Sabtu, 12 November 2011 , 05:23:00
JAKARTA - Penyediaan akses pendidikan untuk anak-anak TKI, terutama di Malaysia dinilai masih kacau. Diantaranya, ada sebanyak 48 ribu anak TKI di Sabah, Malaysia yang belum memperoleh pendidikan layak.
Kondisi kualitas pendidikan untuk anak-anak TKI tadi, dipaparkan oleh anggota Komisi X DPR Hetifah Sjiafudian di Jakarta kemarin (11/11). Hetifah juga menjelaskan, di Malaysia ada sekitar 12 ribu anak-anak TKI yang hanya memperoleh pendidikan non-formal atau yang sering disebut learning center (LC). Lembaga pendidikan ini, tidak ubahnya seperti sanggar belajar. Kualitas guru yang mengajar di dalamnya, lanjut Hetifah, juga terbatas.
"Di learning center ini juga menggunakan bahasa pengantar Melayu," kata dia. Kondisi ini mengakibatkan, semakin jauhnya muata pendidikan bahasa Indonesia kepada anak-anak TKI. Meskipun begitu, Hetifah mengatakan, buruknya kualitas dan sarana pendidikan di kantong-kantong TKI ini merupakan resiko yang harus ditanggung Indonesia. "Masih untuk mereka bisa tahu Indonesia Raya dan bendera Merah Putih," paparnya.
Di bagian lain, Kementerian Pendidikan dan Kebudayaan (Kemendikbud) terus menggenjot percepatan sarana pendidikan di Malaysia. Terutama di kawasan Kota Kinabalu.
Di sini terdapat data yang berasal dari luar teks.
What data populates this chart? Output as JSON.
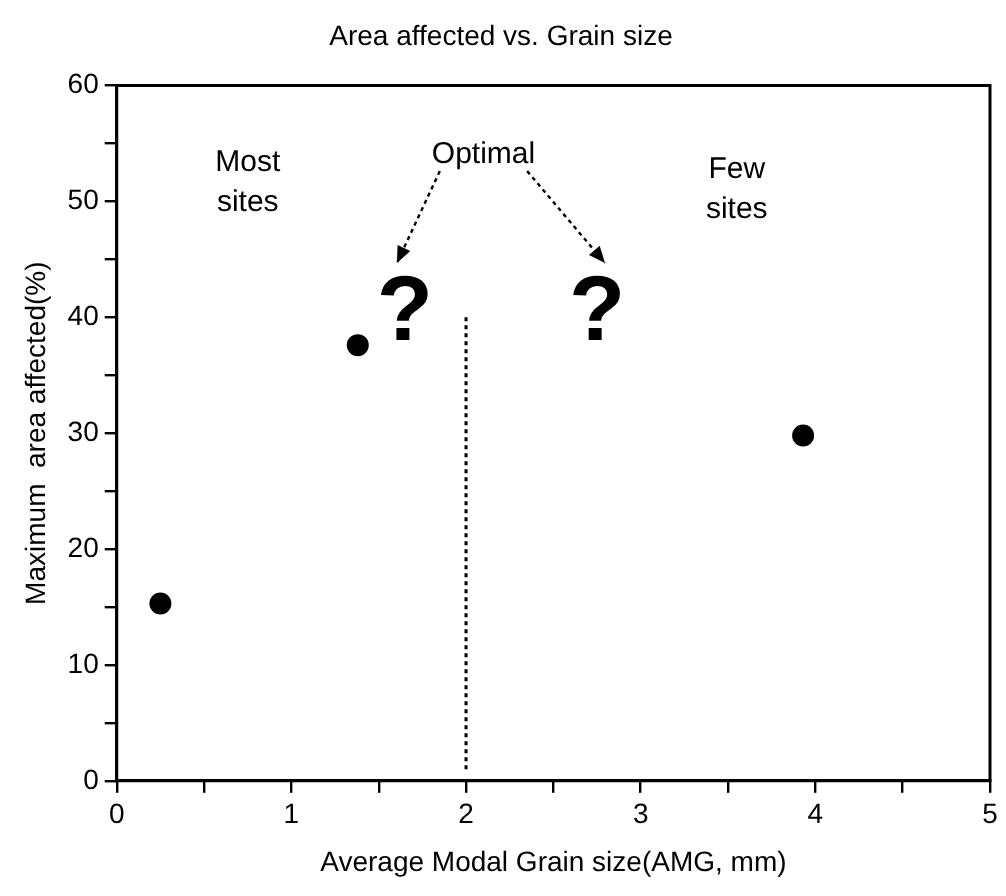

Cara yang ditempuh diantaranya, membangun Sekolah Indonesia Kota Kinabalu (SIKK). Plt Dirjen Pendidikan Dasar (Dikdas) Kemendikbud Suyanto menuturkan, SIKK dibangun untuk memberikan layanan setara SD dan SMP. Sekolah ini dibangun di atas lahan seluas 1,6 hektar.
Suyanto menuturkan, anggaran untuk pembangunan SIKK ini mencapai Rp 27 miliar. Suyanto berjanji, proses belajar-mengajar di SIKK bisa dimulai pada Januari tahun depan. "Kami belum membuka untuk tingkat SMA. SIKK ini mampu menampung hingga seribu siswa," jelas Suyanto ketika mengunjungi lokasi pembangunan SIKK.
Untuk keberadaan LC sendiri, menurut Suyanto merupakan pintu masuk pemerintah Indonesia supaya bisa membuka SMP Terbuka di Malaysia. Hingga saat ini, ada 15 unit LC yang tersebar di kawasan negara Bagian Sabah, Keningau, Tawau, dan Lahad Datu.
Suyanto berharap, dengan berdirinya SIKK nasib sejumlah LC ini bisa lebih baik. Posisi LC, diproyeksikan menjadi cabang-cabang dari SIKK. "Pemerintah Malaysia harus sadar jika anak-anak TKI juga berhak mendapatkan pendidikan," katanya. Dia memperkirakan, saat ini anak-anak TKI yang berusia sekolah mencapai 50 ribu.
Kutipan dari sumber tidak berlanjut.